Любовь и фантазия - Ассия Джебар
Шрифт:
Интервал:
Закладка:
Теперь грабеж набирает силу, сопровождаемый только едва слышным шепотом. Кое-где пламя пожара начинает медленно угасать. Крики постепенно замирают, отдаляясь, а ночные туманы тем временем полностью рассеиваются. Занимающаяся заря вступает в свои права, расцвечивая небо, словно ссадинами, сиреневыми и розовыми полосами; но вот мимолетные блики и яркие всполохи растворяются вдруг. Ослепительный свет дня высвечивает силуэты солдат, копошащихся в долине.
«Наша маленькая армия предается пиршеству и радуется, — пишет 1 ноября 1840 года Боске, — Весь город источает дивный запах жареной баранины и куриного фрикасе…»
И добавляет в том же письме:
«Я подробно расскажу тебе об этом; набег — он заключает в себе все: и военный поход, и хитрые комбинации, достойную всяческих похвал энергию пехоты, изнуренной до предела, но ни разу не остановившейся, и превосходный ансамбль нашей великолепной кавалерии… А какая необычайная поэзия во всех деталях сцены, которая служит фоном для набега».
Тринадцать дней спустя Монтаньяк-тоже из Орана — напишет своему дяде:
«Это маленькое сражение представляло собой очаровательную картинку.

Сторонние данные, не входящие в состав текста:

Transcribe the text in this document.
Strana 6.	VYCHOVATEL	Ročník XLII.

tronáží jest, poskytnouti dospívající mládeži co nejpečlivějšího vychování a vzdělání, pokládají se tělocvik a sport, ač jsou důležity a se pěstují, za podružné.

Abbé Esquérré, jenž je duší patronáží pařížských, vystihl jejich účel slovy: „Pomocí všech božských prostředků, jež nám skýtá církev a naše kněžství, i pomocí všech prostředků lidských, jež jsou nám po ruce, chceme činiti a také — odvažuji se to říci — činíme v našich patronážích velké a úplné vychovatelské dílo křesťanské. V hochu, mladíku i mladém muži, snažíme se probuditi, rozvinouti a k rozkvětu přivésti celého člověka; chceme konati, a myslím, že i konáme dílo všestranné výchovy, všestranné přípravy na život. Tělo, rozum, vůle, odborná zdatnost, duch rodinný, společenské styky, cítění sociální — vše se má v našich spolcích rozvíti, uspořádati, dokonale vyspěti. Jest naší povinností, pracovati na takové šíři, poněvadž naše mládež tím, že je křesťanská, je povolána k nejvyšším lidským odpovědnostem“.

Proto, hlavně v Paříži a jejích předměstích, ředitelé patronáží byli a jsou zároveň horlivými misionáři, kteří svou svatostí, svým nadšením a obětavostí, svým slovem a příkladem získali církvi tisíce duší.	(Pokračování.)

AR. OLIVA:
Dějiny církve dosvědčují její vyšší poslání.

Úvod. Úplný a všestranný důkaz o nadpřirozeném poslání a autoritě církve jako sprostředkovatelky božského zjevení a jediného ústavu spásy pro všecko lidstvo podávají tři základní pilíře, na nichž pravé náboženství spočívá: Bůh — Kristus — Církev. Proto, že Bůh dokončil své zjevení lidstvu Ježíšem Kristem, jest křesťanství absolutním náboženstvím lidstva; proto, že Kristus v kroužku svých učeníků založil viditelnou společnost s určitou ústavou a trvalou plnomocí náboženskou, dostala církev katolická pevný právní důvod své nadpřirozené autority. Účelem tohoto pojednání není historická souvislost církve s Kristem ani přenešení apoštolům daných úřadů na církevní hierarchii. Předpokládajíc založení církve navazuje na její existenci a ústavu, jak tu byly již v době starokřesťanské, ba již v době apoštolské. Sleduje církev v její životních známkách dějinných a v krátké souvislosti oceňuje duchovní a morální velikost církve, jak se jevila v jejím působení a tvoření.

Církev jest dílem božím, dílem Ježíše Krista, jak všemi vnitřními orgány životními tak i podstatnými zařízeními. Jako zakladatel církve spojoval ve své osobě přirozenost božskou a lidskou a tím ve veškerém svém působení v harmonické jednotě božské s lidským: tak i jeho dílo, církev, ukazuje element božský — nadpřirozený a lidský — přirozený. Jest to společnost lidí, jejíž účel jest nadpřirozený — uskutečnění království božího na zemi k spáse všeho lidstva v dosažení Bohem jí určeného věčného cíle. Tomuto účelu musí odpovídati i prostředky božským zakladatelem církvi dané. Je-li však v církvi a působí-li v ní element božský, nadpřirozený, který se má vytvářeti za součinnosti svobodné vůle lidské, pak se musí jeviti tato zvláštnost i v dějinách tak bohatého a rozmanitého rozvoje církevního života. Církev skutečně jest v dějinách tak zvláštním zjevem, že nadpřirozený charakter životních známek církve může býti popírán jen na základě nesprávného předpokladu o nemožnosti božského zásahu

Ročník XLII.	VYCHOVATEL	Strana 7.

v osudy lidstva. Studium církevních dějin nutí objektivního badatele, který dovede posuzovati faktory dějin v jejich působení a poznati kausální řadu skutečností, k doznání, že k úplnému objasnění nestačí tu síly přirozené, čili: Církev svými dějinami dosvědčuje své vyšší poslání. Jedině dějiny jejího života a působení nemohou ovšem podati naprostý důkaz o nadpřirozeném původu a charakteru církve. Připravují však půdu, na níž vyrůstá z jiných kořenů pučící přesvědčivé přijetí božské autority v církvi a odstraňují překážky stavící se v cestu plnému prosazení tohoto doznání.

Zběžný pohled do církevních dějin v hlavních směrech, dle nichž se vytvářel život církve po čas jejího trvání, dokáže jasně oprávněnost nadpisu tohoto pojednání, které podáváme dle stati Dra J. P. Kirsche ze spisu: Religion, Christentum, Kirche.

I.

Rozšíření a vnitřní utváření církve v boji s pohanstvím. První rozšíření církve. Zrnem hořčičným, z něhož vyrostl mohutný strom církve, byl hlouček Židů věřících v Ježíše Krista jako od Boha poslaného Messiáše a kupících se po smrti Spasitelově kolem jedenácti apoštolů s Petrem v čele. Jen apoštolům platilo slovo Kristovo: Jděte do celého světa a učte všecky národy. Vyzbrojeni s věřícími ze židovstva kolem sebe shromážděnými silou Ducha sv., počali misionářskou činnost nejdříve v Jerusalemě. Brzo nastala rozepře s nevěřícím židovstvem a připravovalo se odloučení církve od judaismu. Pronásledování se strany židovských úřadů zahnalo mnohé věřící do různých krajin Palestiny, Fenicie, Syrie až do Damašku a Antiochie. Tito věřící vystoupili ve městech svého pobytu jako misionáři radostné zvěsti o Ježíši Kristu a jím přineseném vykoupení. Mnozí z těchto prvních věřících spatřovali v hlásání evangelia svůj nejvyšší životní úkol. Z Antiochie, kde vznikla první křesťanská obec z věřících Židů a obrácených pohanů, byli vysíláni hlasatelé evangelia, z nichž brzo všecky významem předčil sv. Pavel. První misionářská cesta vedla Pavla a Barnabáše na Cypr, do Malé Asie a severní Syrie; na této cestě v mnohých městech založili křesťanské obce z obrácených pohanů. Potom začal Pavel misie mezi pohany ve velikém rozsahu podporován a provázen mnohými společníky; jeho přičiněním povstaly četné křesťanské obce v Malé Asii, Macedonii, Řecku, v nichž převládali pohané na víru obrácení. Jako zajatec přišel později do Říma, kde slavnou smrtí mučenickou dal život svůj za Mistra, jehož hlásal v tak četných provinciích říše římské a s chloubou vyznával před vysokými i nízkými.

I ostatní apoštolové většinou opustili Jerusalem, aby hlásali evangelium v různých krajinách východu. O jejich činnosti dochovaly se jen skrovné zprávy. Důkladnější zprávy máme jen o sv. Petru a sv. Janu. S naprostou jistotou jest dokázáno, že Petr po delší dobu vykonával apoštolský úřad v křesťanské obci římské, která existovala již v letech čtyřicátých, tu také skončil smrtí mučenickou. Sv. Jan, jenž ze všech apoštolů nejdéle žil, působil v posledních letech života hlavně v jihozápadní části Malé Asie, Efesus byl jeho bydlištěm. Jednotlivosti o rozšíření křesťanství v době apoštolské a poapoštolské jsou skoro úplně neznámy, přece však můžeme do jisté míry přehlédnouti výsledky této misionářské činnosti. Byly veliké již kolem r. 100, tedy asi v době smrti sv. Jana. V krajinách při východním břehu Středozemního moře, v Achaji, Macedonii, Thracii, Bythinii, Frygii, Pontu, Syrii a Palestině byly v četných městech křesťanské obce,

Стаи легких, как птицы, кавалеристов сшибаются, летают во всех направлениях; а эти крики «ура», эти ружейные залпы, перекрываемые время от времени величественным голосом пушки, — все это являло собой восхитительное зрелище и упоительную сцену…»
Жозеф Боске, который писал обычно матери, на этот раз адресует письмо другу, «своему дорогому Ганеру». Его описание атаки изобилует всякого рода размышлениями; оглядываясь назад, он восхищается гением Ламорисьера, командира, который своим пылом умеет приумножать силы армейского корпуса и яростный порыв «разбойников» Мустафы бен Исмаила.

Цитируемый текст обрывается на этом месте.